Figure 1: Data Vault Use Cases
Neben den genannten Beispielen eröffnen sich insbesondere durch die Geschäftsprozessautomatisierung sowie durch externe Schnittstellen für Write-Backs in Drittsysteme erhebliche Mehrwerte.
Data Science in Data Vault 2.0
Der folgende Anwendungsfall widmet sich einer Disziplin, die in den vergangenen Jahren stark an strategischer Bedeutung gewonnen hat und aus modernen Data-Warehouse-Architekturen nicht mehr wegzudenken ist: Data Science. Ob Data Mining, Machine Learning oder Deep Learning , analytische Verfahren dieser Art sind zentrale Treiber datenbasierter Innovationen.
Innerhalb von Data Vault 2.0 werden Data-Science-Methoden methodisch als Soft Business Rules eingeordnet, da im Zuge ihrer Ausführung Rohdaten transformiert oder gänzlich neue Informationswerte erzeugt werden. Folglich findet deren logische und physische Verarbeitung im Business Vault statt.

Figure 2: Data Science in Data Vault 2.0
Ein praxisnahes Anwendungsbeispiel für Machine Learning in Data Vault 2.0 stellt das Scoring neuer Leads dar.

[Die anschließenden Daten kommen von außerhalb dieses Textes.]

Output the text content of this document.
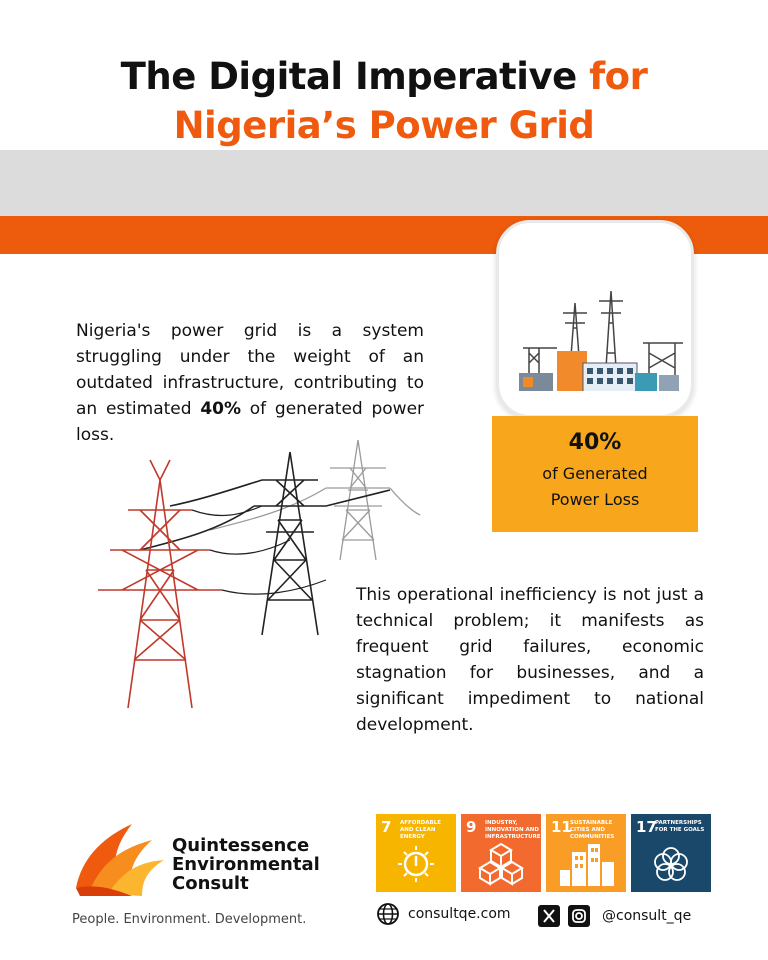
The Digital Imperative for
Nigeria’s Power Grid
40%
of Generated Power Loss

Nigeria's power grid is a system struggling under the weight of an outdated infrastructure, contributing to an estimated 40% of generated power loss.

This operational inefficiency is not just a technical problem; it manifests as frequent grid failures, economic stagnation for businesses, and a significant impediment to national development.

Quintessence
Environmental
Consult
People. Environment. Development.
7 AFFORDABLE AND CLEAN ENERGY
9 INDUSTRY, INNOVATION AND INFRASTRUCTURE
11
SUSTAINABLE CITIES AND COMMUNITIES
17
PARTNERSHIPS FOR THE GOALS
consultqe.com	@consult_qe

Auf Basis historischer Daten bestehender Kunden, die bereits Leistungen bezogen haben, wird ein Vorhersagemodell trainiert. Dieses identifiziert vielversprechende Neukunden und quantifiziert deren potenziellen Kundenwert.
Das Modell ermöglicht es Vertrieb und Marketing, werthaltige Interessenten frühzeitig zu erkennen und nachgelagerte Interaktionen zielgerichtet einzuleiten.
Das Predictive Model kann über verschiedene Technologien bereitgestellt werden, etwa als Python- oder R-Skript. Ebenso lässt sich der gesamte Ablauf als Prozess in RapidMiner Studio abbilden: Hierbei werden die Rohdaten aus dem Business Vault geladen und für die weiterführende Modellierung vorverarbeitet. Anschließend trainiert der Algorithmus auf Basis der historischen Kundendaten.
Das trainierte Modell bewertet im nächsten Schritt die neu eingehenden Leads.
Abschließend werden die erzeugten Scores zusammen mit den zugrunde liegenden Modellparametern in das EDW zurückgeschrieben, um dort als neue Informationsobjekte im Business Vault bereitzustehen.

Figure 3: RapidMiner Studio Process
Fazit
Das dargestellte Lead-Scoring ist nur ein Beispiel für die nahtlose Einbindung von Data Science in Data Vault 2.0. Weitere Anwendungsfelder umfassen etwa das Laden und Aufbereiten unstrukturierter Daten aus dem Data Lake nach individuellen Business-Logiken oder die Veredelung von Daten innerhalb der Information Marts. Einen zusätzlichen Mehrwert bietet Managed Self-Service-BI: Fachanwender und Analysten können in dedizierten User Spaces eigenständig Machine-Learning-Modelle entwickeln, validieren und gewonnene Erkenntnisse kontrolliert mit anderen Teams teilen.
Die Automatisierung dieser Workflows steigert den strategischen Gesamtwert des EDW nachhaltig, schafft verlässliche Grundlagen für Zukunftssimulationen und unterstützt Führungskräfte bei weitsichtigen unternehmerischen Entscheidungen.